A website called Harassmap is creating a new level of safety for the women in Cairo, Egypt. A major problem for women there (as in countless urban areas) is street harassment -- being called at, yelled or whistled at, or even touched or threatened. But Harassmap takes advantage of constant access to social media sites via cell phone to give women a way to monitor and avoid the worst areas.
Harassmap allows users to Twitter or Facebook an instance of street harassment. The report and its location is added to a map, which then shows problem hotspots. Women can check the map to avoid the areas, or if they experience something so unpleasant as street harassment, can add to it to help other women out. The data on the map is shared with not only women, but also organizations and police dedicated to making streets safer.
"The whole idea is to have user-generated information," Engy Ghozlan, one of the volunteer activists organizing the program, which is set to launch in the coming months, told reporter Maggie Hyde. Simply feeling that she is not alone, Ghozlan said, can help a woman who is feeling powerless. "It's actually encouraging to know that," she said.

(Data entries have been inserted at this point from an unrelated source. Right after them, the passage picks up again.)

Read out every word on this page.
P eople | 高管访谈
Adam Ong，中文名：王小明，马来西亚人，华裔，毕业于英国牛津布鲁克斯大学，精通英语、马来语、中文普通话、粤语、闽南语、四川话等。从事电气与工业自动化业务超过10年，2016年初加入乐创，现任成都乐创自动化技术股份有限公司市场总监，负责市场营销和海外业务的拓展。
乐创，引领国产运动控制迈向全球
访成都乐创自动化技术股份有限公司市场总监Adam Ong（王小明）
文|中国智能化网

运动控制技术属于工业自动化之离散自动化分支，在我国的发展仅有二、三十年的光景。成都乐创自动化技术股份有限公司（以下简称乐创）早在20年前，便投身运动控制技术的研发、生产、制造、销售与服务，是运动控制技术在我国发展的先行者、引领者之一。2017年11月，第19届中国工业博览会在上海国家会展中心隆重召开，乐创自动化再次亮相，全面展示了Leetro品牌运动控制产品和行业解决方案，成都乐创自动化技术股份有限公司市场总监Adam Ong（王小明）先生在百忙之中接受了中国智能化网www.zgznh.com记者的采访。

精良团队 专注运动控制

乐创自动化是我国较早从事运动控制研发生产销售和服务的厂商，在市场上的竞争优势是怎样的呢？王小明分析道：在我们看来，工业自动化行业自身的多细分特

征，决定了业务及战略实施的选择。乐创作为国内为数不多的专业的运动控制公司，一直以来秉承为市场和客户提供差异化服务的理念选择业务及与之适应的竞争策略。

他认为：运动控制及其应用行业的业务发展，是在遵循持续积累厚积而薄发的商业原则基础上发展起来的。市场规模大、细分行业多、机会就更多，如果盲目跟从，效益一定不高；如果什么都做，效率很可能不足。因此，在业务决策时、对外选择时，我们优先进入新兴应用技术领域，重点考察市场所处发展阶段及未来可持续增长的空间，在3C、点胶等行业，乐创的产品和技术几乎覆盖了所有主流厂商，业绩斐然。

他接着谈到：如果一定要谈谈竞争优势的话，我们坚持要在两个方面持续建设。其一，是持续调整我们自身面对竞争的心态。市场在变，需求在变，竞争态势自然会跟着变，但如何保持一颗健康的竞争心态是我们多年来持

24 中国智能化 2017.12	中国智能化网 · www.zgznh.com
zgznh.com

According to the news article, "A 2008 survey by the Egyptian Center for Women's Rights found that 83 percent of Egyptian women and 98 percent of foreign women living in Cairo said they had been harassed in some way — and 62 percent of men admitted to harrassing."
So a resource like Harassmap could become invaluable for making women feel comfortable walking around their own city.
It reminds us of Hollaback, a New York City-based website where women can send in their stories of street harassment, along with photos of their harassers. Knowing that the photo of a perpetrator is being blasted on the internet for all to see gives women some feeling of empowerment. Like Harassmap, Hollaback puts reports on a map, but as an added feature of a place where women can share their stories, vent frustration, and take a little control of the situation. On the other hand, Harassmap is focused on plotting reports as a way to show authorities without a shadow of a doubt that protection of women on the streets needs to be ramped up.